Actually, this one wasn’t half bad. I was doing very well while he was using the clippers. I had a bit of a setback when he pulled out the gouging tool to scrape the cuticles. I hate that. But I managed to grit my way through that. I was a little taken aback when, like the Mamasan in San Francisco, he whipped out with a Dremel Tool. This one wasn’t nearly as big as the one in SF, and it had a fine bit on it rather than the coarse bit used in SF. Very little dust this time. All bets were off, though, when he went back to the kitchen and came out with the cheese grater. He started using that on my feet, not the nails; I guess trying to scrape down the calluses. When he ripped that thing across the bottom of my foot, I started bucking like I was on a bull. Fortunately, he had a good grip on my foot, or I would have kicked him in the face.

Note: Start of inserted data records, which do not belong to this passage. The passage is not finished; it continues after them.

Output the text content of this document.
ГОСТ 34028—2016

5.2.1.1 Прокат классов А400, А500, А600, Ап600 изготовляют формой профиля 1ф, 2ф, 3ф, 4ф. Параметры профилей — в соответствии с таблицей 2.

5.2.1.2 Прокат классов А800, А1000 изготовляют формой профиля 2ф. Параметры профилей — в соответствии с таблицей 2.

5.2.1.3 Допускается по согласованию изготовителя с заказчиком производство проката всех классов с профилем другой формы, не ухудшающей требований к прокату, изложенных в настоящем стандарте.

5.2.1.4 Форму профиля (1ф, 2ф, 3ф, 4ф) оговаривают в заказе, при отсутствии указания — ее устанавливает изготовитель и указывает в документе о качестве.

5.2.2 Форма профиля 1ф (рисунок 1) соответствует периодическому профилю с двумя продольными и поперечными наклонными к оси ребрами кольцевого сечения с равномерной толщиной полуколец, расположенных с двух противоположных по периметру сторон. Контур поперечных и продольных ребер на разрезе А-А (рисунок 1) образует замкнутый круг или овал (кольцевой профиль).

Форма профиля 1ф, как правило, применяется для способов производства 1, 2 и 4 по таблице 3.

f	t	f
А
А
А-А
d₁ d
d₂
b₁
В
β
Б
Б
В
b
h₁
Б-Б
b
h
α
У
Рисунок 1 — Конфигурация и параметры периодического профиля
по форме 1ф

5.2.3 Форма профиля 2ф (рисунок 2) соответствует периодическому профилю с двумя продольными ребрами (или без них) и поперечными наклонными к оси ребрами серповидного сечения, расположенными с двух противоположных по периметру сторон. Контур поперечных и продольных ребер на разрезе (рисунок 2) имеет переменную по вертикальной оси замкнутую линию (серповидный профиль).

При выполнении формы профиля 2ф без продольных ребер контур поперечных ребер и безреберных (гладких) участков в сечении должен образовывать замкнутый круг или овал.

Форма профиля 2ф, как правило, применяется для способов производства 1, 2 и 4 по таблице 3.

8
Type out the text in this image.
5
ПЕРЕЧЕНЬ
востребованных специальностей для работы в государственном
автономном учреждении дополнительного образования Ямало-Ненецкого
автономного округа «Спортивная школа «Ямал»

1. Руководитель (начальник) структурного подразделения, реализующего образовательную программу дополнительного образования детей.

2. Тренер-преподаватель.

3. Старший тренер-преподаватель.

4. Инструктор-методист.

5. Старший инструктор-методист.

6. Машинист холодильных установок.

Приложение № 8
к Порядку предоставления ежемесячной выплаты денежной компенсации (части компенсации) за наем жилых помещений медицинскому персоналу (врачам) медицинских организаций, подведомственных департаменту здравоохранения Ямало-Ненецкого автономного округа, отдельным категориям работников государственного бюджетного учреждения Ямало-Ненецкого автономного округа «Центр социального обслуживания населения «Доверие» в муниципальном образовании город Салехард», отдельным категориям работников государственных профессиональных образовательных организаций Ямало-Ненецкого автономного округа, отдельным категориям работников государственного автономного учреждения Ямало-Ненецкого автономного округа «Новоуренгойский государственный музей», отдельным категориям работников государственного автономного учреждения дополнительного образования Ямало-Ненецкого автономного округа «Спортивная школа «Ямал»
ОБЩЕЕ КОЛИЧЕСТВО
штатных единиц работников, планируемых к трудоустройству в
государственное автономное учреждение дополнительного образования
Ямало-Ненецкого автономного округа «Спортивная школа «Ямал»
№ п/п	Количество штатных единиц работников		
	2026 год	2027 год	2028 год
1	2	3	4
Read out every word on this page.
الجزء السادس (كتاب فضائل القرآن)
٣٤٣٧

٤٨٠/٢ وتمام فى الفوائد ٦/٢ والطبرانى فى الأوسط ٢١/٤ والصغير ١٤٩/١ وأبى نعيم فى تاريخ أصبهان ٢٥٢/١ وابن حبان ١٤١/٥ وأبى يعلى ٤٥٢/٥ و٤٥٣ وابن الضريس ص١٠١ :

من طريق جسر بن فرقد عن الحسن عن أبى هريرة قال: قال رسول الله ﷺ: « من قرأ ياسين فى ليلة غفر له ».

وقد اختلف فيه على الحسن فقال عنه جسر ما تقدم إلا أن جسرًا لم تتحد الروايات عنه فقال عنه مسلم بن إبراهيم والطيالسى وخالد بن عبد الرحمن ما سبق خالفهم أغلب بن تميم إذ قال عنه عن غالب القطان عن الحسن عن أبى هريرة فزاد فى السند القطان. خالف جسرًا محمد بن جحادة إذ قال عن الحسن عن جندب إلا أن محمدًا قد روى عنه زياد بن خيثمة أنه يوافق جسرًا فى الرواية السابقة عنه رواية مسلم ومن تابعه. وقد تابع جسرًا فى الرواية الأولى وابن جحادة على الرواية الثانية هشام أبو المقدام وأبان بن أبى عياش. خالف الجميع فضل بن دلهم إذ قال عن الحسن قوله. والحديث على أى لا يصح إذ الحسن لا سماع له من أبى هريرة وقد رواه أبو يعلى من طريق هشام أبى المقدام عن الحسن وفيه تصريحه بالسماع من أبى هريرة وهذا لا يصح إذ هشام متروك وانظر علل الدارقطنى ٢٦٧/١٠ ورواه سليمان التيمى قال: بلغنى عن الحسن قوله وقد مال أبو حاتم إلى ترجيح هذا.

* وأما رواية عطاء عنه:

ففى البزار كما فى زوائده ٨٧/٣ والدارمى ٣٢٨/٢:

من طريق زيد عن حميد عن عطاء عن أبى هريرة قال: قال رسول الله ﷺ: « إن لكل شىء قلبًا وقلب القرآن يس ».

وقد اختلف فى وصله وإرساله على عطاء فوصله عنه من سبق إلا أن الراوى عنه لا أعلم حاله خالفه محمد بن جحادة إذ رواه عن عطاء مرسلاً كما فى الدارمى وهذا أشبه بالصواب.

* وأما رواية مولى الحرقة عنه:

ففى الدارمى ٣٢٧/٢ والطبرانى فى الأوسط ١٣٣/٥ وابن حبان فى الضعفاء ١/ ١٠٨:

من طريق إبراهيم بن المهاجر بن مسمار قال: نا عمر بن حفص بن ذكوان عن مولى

You know, as painful and uncomfortable as these pedicures are for me, that’s not the worst part. Much worse is the fact that I lose all my dignity and coolness in front of the other people in the shop, who are seemingly in heaven as they get their feet and hands worked on. Surely they think I’m a first class wimp as I kick and buck and whimper.
I’m going to touch on another topic here and maybe expand on it in a future post. Louise and I haven’t been sleeping well lately. She is having back problems and I’m having nightmares. She thinks the mattress has been the culprit with her back problems, so she ordered a new mattress and box spring. It arrived yesterday. I’m sure it’s a fine mattress and box spring, but the damn thing is 2 feet thick. That on top of our old-fashioned four-poster bed which sits very high, so in order to mount the bed, she has to use a step ladder and I have to get a running start and execute a “Fosbury flop.” It’s too early to know if it will help with her back problem, but I’m still having the nightmares. At least last night it wasn’t Mexicans coming after me with knives (two at a time no less); in last night’s dream, I was coaching a football team, but somehow we ended up in a war, trying to scale a cliff against enemy fire. Maybe that had something to do with the fact that today is the birthday of the US Army. Hooah!!
I think we need a photo of the finished product – beach worthy, podiatry-polished 10 toes!!
Great story – maybe the next dream, the football team will actually play a game!!